If not, a \emph{monitor wrapper}\/ provides controlled access to the value.
A client may send input to the monitor, which: checks the input,
 forwards input to the value, and checks the result before returning to the client.
This well-known
 wrapping strategy thus guarantees the required ownership consistency guarantee. 

The \Tname{} semantics enforces the outermost constructor of types with
 shallow \emph{tag}\/ checks in statically-typed code.  These checks guard every
 untyped-to-typed boundary and every typed elimination form (function
 application, pair projection).  If a check succeeds, \Tname{} records the
 fact in a global blame map from heap addresses to sets of boundaries.  If a
 later check fails, the map provides some information about what may have
 caused the failure.

The contrast between \Nname{} and \Tname{} is striking. While the former may
wrap a value in an unbounded number of proxy layers,\footnote{Proxies may be
 encoded to save space~\cite{stw-pldi-2015,htf-hosc-2010,g-popl-2015}.}
the latter uses no
wrappers and still protects typed code. The only significant drawback to
\Tname{} appears to be the imprecise blame map.

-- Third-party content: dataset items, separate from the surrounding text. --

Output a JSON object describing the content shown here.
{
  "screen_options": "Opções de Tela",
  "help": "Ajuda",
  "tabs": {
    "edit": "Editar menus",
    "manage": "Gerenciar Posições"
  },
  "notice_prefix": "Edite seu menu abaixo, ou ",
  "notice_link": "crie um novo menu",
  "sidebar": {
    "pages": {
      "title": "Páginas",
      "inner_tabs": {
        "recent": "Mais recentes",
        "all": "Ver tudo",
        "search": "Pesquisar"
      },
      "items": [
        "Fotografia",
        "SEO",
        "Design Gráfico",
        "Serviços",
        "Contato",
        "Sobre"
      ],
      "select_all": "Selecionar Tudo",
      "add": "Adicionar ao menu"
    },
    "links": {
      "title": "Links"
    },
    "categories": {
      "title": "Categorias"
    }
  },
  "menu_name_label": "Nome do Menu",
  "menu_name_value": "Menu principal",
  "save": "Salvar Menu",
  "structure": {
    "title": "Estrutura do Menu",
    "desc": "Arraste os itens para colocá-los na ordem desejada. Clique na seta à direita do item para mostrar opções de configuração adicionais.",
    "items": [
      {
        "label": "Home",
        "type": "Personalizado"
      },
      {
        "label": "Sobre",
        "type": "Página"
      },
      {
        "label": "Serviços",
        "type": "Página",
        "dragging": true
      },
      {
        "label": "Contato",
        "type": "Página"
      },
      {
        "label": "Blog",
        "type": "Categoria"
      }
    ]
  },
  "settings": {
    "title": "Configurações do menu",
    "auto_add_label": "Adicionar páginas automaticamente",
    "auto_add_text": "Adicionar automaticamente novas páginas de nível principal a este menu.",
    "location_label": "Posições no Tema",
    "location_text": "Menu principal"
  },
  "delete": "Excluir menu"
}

The \Aname{} semantics is a compromise between these two extremes.  \Aname{}
performs the same tag checks as \Tname{}. Instead of a global map, though, it
attaches blame metadata to values. In our model, a \emph{trace} wrapper records
the boundaries that a value has previously crossed.
If an untyped function enters a typed component, \Aname{} wraps the
function in a monitor.  If the function travels back to untyped code, \Aname{} replaces the
monitor with a trace wrapper that records two boundaries.
Future round-trips extend the trace.
Conversely, a typed function that flows to untyped code and back $N{+}1$ times gets
three wrappers: an outer monitor to protect its
current typed client, a middle trace to record its last $N$ trips, and an
inner monitor to protect its body.
Thus \Aname{} limits the depth of wrappers and tracks relevant blame information.